Er fungiert wie die Hydra im Kampf mit Herakles; wird ein Kopf abgeschlagen, wachsen an seiner Stelle zwei neue.
Herakles besiegt die Hydra bekanntlich mit dem Ausbrennen der enthaupteten Hälse, bekämpft das Problem also an der Wurzel.
Die Hamas und die restlichen Gruppen des palästinensischen Widerstands sind in ihrer Natur, ob progressiv oder reaktionär, Ursachen der materiellen Bedingungen in Gaza und im Westjordanland.
Sie sind nachvollziehbar und keine geisterhaften Erscheinungen, wie es die bürgerliche Presse darstellt, die in ihrem Terror nicht zu begreifen sind.
Wie andere Widerstandsbewegungen ist insbesondere die Hamas eine Reaktion auf die Nichtstuerei der PLO unter Mahmoud Abbas, d.h. die Antithese zur Hinnahme der israelischen Schikane, welche sie mit konkretem Ablehnen der (oft) progressiven Werte der PLO verbindet.
Schon im Vorhinein, spätestens ab dem Debakel der Oslo-Verträge, erschien die Fatah bzw. PLO für viele Palästinenser:innen als nichtstuerisch im Hinblick auf die fortlaufenden Aggressionen, u.a. durch Siedlungsbau, seitens Israels.
Der PLO die Schuld für die Hamas zu geben wäre natürlich irrsinnig, wo doch die PLO selbst nur Ursache der Teilung selbst ist, welche Wiederum nur Ursache der Aggression des US-Kapitals auf dem Boden zwischen Jordan und Mittelmeer ist.
Trotzdem, um realistisch zu bleiben; die Hamas ist keine unerklärliche Organisation, welche aus reiner Boshaftigkeit „blinden Terror“ verübt, wie es u.a. der Deutschlandpunkt, die NZZ und andere Vertreter des liberalen Sachverstands behaupten.
Klar ist, dass der Erfolg der Hamas die dialektische Weiterentwicklung der diplomatischen Misserfolge der Osloer-Verträge und der PLO ist, und in ihrer inneren Vernunft insbesondere der Rache dient.
Dass es dem israelischen Staat bewusst ist, dass sie mit dem Völkermord in Gaza und dem Töten von palästinensischen Identifikationspolitikern, wie Ismail Haniyya in Teheran, selbstverständlich keine Erfolge gegen die Hamas erzielen können, selbst wenn sie jede einzelnen Hamas-Sympathisant:innen umbringen, weil mit der nächsten Generation nur noch radikalere Widerständler:innen heranwachsen werden, war schon am 7. Oktober klar, als die IDF selbst auf israelische Zivilist:innen schoss.

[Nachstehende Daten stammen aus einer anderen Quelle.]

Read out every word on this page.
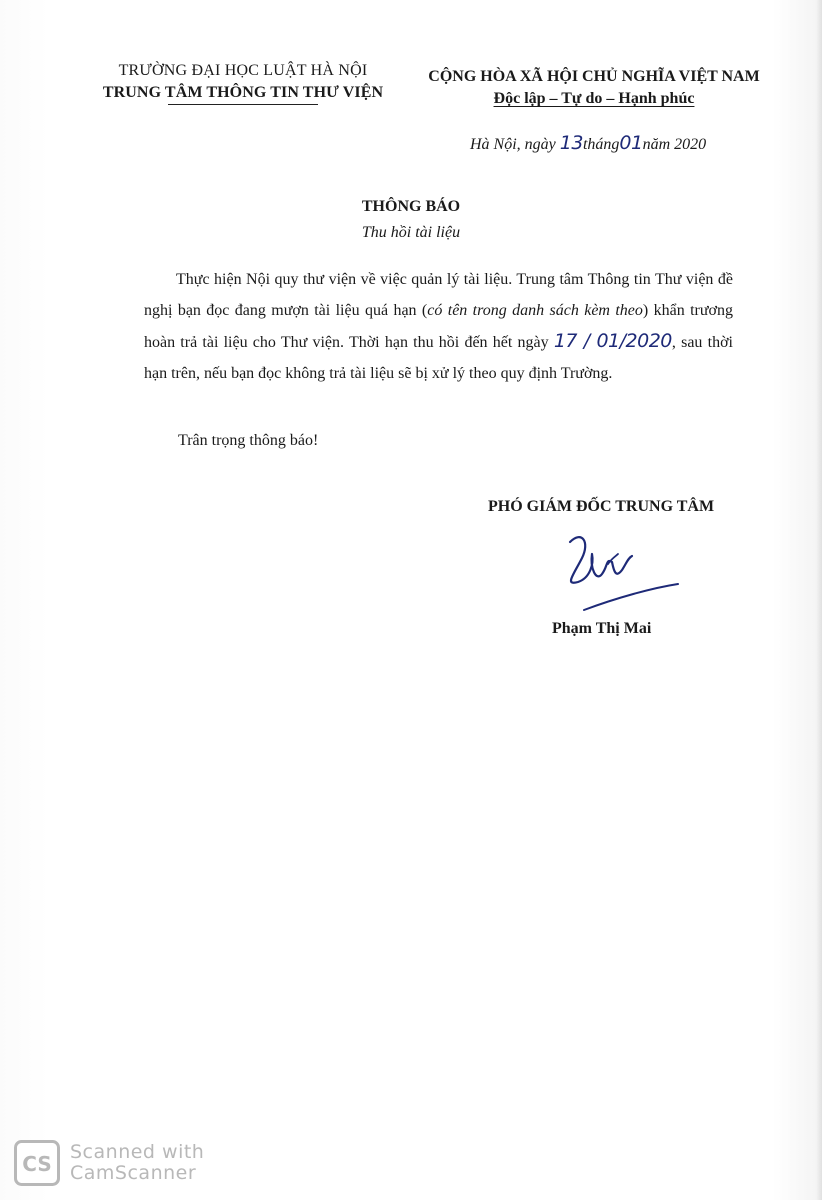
TRƯỜNG ĐẠI HỌC LUẬT HÀ NỘI
TRUNG TÂM THÔNG TIN THƯ VIỆN
CỘNG HÒA XÃ HỘI CHỦ NGHĨA VIỆT NAM
Độc lập – Tự do – Hạnh phúc
Hà Nội, ngày 13tháng01năm 2020
THÔNG BÁO
Thu hồi tài liệu

Thực hiện Nội quy thư viện về việc quản lý tài liệu. Trung tâm Thông tin Thư viện đề nghị bạn đọc đang mượn tài liệu quá hạn (có tên trong danh sách kèm theo) khẩn trương hoàn trả tài liệu cho Thư viện. Thời hạn thu hồi đến hết ngày 17 / 01/2020, sau thời hạn trên, nếu bạn đọc không trả tài liệu sẽ bị xử lý theo quy định Trường.

Trân trọng thông báo!
PHÓ GIÁM ĐỐC TRUNG TÂM
Phạm Thị Mai
CS Scanned with
CamScanner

Die Weiterführung dieses Kriegs kann nicht der Ausrottung der Hamas dienen, er dient einzig der Verfolgung des zionistisch-fundamentalistischen Ideals des „Eretz Israels“ zum einen, und der weiteren Ausweitung des Einflusses des westlichen Kapitals in der Region, insb. Im Anbetracht auf die umgebenen Staaten, welche mit Syrien und Iran verfeindete Kapitalinteressen verfolgen, zum anderen.
Schon nun gibt es kein Zurück mehr für den Staat Israel; der Völkermord in Gaza hat eine unvorstellbare Menge an internationaler Solidarität mit den Menschen in Palästina herbeigeführt.
Wo das Geschehen in Palästina zuvor nur Politikinteressierten, Linken und Historiker:innen wirklich bewusst war, ist die Solidarität mit dem palästinensischem Volk nun allgemeines Verständnis; die Widersprüche zwischen Volk und Herrschaft waren selten deutlicher zu erkennen, selbst die Vertreter des liberalen Sachverstands tuhen sich schwer, die Geschehnisse zwischen Jordan und Mittelmeer weiter zu rechtfertigen.
Ob Sie den „Krieg“ beenden oder nicht, es wachsen sekündlich neue Kämpfer:innen heran, die zukünftig noch radikaler für die Zukunft Palästinas kämpfen werden.